Mr. Todaro has worked in the public health system for more than 30 years, heading efforts to control ticks with Lyme disease and mosquitoes that carry West Nile virus. His master's degree work was on flies and mosquitoes and he began helping police departments on crime scenes in the late 1980s. But his craft was honed to a finer degree at a 1995 workshop at Penn State University where he studied how insects respond to a carcass. Scientists there compared dead pigs left in the sun with others in the shade.

"Temperature makes a big difference in how a body decomposes," he said.

The conditions in the Switzer homicide, he said, allowed ample opportunity for flies to lay eggs on the victim's cadaver. It was late April, he said, and fairly cold that year, but flies become active at any temperature above 45 degrees.

The body was in a vacant house with a few broken windows, but dry and free of wind. The victim also had open wounds, allowing easier access for bugs and quickening their growth.

After the coroner removed the body and the police crime unit collected physical evidence, the crime team began recovering fly pupae or cocoons for Mr. Todaro to work with in his Downtown lab. He used a timeline based on which of their three molts they'd been through and calculated how long it took them to become adults. The most developed maggot will be the most useful in finding a precise time of death.

The temperature in a building affects how quickly this happens. So he took temperature samples in the room for 24 hours over a period of four days and compared that data, hour by hour, with the National Weather Service temperatures for the same dates a year prior.

As maggots emerge as adult flies, they crawl as far away as possible from the body to bury and protect themselves from other scavenging carnivores.

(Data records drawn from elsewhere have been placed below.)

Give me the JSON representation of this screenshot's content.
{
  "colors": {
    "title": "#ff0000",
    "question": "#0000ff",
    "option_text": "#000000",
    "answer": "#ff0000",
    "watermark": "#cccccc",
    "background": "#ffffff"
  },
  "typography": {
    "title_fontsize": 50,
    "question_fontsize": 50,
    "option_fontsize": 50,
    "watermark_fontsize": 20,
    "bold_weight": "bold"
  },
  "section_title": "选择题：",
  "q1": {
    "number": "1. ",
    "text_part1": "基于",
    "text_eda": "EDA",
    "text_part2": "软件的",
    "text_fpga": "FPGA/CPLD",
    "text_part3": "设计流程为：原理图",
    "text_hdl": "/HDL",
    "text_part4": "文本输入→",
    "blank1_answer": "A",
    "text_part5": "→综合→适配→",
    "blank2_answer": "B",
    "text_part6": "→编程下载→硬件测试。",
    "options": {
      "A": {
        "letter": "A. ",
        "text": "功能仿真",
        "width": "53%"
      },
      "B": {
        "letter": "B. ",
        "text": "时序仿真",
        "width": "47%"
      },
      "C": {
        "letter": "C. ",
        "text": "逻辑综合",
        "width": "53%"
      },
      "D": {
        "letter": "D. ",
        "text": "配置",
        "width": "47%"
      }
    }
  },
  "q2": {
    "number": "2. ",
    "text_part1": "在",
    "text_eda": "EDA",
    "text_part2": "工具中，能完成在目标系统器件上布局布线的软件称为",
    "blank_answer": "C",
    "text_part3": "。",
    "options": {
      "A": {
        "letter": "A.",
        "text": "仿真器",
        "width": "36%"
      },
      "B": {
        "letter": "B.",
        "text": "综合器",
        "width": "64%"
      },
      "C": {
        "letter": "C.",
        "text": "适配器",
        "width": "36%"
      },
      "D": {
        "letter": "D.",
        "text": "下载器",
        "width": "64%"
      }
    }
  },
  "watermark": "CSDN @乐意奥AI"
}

Rotting corpses seem disgusting, Mr. Todaro concedes, and he expresses genuine respect for human loss, especially in a case like this. But he waxes philosophical about decomposition: It is the force that makes it possible for life itself to move on, he said.

"People have preconceived ideas about bugs and worms," he said, but small life is what makes room for big life on the planet. "We bury our dead to spare our vision of nature making it look like something hideous. But if [decomposition] didn't happen, the planet would be uninhabitable. It would be hundreds of miles thick with dead trees and dead bodies that never rotted."